Y por eso es muy de agradecer, es vital hacerlo, que haya una red social específica para ellos, esotérica pues sólo los iniciados podrán compartir altas preocupaciones con otros “influencers”. Pues bien, existe tal red para sosiego del mundo. Y se llama Vippter  y, para orgullo de quienes somos gallegos, resulta que tiene su sede (lo del cableado o lo que sea) aquí, en Galicia. Nada menos. 

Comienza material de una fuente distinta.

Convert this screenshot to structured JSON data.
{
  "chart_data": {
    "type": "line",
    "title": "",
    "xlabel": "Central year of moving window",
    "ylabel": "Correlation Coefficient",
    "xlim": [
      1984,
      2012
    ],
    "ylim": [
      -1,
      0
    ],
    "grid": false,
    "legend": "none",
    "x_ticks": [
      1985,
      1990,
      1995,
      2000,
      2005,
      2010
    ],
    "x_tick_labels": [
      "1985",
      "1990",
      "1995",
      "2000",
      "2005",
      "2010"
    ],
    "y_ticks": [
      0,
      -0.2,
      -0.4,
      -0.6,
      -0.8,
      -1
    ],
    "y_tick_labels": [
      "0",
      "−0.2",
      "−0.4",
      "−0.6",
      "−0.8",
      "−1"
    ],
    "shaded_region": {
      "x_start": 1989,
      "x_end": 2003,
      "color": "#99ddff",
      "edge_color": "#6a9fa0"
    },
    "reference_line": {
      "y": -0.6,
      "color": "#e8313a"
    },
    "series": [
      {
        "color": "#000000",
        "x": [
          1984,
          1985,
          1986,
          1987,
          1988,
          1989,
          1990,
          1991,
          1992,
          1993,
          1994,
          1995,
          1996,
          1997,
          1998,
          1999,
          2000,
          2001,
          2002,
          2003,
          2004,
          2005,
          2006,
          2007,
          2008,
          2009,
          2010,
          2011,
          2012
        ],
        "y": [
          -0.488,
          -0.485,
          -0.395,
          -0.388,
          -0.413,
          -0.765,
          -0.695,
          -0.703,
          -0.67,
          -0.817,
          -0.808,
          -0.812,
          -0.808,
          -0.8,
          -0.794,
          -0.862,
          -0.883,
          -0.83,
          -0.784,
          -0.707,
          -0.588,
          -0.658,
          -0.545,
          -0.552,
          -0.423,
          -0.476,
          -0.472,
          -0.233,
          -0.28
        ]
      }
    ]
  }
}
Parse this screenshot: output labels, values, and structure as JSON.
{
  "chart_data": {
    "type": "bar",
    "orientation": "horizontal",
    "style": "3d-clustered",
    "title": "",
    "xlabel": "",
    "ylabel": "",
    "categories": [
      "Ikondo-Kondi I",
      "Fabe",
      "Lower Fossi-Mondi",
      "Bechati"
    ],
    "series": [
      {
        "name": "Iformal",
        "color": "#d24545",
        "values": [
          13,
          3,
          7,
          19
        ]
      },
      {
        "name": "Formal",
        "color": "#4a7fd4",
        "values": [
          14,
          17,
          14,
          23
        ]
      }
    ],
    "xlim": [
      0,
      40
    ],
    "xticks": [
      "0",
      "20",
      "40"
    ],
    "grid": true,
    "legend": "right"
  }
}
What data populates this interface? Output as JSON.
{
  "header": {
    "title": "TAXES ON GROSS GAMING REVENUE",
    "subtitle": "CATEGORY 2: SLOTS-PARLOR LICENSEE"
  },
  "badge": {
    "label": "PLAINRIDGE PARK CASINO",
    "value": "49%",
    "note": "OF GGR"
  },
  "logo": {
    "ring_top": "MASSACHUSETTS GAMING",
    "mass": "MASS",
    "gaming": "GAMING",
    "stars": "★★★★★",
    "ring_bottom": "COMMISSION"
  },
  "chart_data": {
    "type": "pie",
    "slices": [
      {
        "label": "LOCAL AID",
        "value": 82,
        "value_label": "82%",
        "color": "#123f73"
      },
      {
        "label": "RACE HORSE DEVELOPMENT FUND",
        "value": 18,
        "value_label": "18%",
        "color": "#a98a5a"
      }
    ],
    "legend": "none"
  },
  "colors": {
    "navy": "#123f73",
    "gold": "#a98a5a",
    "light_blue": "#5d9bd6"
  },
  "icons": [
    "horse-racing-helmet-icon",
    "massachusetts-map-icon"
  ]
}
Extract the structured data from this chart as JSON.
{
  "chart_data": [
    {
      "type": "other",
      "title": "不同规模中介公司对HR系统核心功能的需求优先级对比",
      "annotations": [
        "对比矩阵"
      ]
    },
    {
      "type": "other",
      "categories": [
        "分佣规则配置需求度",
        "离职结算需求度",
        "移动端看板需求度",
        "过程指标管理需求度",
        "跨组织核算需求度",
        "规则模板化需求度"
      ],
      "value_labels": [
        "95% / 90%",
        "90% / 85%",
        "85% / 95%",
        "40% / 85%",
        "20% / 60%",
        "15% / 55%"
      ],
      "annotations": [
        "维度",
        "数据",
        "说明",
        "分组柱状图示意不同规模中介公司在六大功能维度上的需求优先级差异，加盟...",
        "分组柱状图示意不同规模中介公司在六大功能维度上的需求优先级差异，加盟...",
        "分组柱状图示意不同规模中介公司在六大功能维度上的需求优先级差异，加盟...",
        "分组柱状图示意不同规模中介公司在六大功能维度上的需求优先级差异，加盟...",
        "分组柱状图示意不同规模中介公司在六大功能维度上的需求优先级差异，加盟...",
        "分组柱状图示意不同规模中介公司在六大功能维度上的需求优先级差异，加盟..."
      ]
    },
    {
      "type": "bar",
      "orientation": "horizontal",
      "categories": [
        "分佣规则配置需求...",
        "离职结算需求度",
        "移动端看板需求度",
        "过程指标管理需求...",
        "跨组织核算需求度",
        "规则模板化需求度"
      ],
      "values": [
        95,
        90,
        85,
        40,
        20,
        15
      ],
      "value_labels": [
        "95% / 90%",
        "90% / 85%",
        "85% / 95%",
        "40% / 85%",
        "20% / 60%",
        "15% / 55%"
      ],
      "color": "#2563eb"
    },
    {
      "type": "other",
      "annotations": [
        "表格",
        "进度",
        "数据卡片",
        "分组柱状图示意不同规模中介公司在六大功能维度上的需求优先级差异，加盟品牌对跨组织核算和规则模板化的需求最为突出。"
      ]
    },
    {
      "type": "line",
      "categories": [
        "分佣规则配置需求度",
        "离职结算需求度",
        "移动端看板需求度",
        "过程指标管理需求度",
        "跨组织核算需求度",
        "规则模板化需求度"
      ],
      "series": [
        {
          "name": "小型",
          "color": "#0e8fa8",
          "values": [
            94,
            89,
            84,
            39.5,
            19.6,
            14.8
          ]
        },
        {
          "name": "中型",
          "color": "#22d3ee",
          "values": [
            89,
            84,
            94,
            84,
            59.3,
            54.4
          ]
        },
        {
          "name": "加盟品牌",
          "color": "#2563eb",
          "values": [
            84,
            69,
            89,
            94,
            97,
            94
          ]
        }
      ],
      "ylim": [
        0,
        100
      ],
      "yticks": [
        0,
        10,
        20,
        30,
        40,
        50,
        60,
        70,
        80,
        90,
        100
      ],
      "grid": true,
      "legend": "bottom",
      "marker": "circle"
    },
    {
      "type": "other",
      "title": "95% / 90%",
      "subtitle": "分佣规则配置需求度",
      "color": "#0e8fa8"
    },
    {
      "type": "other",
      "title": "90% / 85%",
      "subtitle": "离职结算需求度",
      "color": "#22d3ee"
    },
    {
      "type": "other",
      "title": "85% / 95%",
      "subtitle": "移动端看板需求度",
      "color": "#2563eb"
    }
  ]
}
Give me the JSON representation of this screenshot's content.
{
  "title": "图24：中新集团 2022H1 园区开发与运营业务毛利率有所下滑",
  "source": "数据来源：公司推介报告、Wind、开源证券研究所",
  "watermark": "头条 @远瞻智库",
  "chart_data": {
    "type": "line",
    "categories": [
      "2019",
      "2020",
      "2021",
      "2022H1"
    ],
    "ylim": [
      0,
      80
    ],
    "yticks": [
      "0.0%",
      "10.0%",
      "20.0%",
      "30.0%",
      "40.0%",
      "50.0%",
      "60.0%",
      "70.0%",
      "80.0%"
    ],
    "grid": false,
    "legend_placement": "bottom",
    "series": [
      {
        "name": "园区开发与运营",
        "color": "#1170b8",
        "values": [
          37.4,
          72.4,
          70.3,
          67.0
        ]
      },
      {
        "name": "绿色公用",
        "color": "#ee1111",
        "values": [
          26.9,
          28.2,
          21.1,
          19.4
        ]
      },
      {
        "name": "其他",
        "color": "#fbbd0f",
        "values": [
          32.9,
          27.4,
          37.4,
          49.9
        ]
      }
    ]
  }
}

Y hasta es accesible a gente de a pie. Cualquier admirador de un “influencer” puede pasar a mostrar el orgullo de tal fascinación ahí, en esa red, aunque, lógicamente, no pueda intervenir por su cortedad en conversaciones del alto nivel que mantendrán entre sí los “influencers”.

Y pensar que hasta ahora no conocía ese término. Tal vez por eso lo he repetido tanto. Lo escribiré una vez más, hasta que cale en mis entrañas: “influencer”. Tal vez así consiga empezar a empoderarme, que no sé qué es pero seguro que se trata de algo importantísimo. Hasta lo saben los gestores de la sanidad pública, aspirantes ellos mismos a "influencers".